Real great batch of people work there, too. My supervisor's this guy named Mullsy, Mulligan. Guy loves his music. They had to give him a special office, you know, because people were complaining about how loud he keeps it. I think the offices above him are empty, too. But he's a good guy. Maybe a little bit of a pushover, and he's jumpy, but he's a good guy. The person who runs the company, Ms. Lawson, now she's something else. I've never seen anyone as happy as her. She's always grinning, she's always got a cheerful hello for everyone, it's amazing. Her assistant, though, that guy's another story. Francis Fox. He is something else. A real trip, and not in a good way. He's twitchy, and he never looks you full-on in the eyes. And he's always rushing around. I dunno. Something about him gets me the wrong way.

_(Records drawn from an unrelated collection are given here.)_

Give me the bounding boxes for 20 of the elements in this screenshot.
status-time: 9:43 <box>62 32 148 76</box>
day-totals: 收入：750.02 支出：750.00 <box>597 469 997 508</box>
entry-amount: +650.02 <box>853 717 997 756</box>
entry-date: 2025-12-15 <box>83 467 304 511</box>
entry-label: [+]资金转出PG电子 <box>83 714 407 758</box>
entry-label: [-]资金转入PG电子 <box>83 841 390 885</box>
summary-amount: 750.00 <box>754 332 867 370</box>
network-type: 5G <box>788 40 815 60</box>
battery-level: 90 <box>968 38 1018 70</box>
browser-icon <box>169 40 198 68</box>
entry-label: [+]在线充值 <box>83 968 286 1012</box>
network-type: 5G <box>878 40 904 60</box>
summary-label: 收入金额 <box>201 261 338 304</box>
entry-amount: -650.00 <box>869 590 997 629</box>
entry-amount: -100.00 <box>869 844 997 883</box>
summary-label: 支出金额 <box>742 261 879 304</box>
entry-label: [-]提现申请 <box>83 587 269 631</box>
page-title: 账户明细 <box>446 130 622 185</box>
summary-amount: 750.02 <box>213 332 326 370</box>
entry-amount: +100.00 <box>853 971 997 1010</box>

But you know how I make, like, one friend wherever I'm at? Here, at Creative Designs, I found one too. Rays, Rayley Triggs. She works in the design department of the company. We met one day at lunch. She's something else, and in a good way. She always has something funny or smart to say, and she's brilliant at the creativity thing. Like, okay, I can invent, but she can make things look good. I never got the hang of that part, but hey, engineer, not design. We eat lunch together every day, and neither of us have missed a day yet. There's always something new for us to talk about, and even when we don't have work, we ended up living pretty close to each other, so we can go catch movies or watch TV together or stuff like that. Fun stuff, you know? Stuff where we don't have to be in work mode or whatever. I think of all the friends I've made, Rays's gotta be the best. I dunno what I'd do if anything happened to her.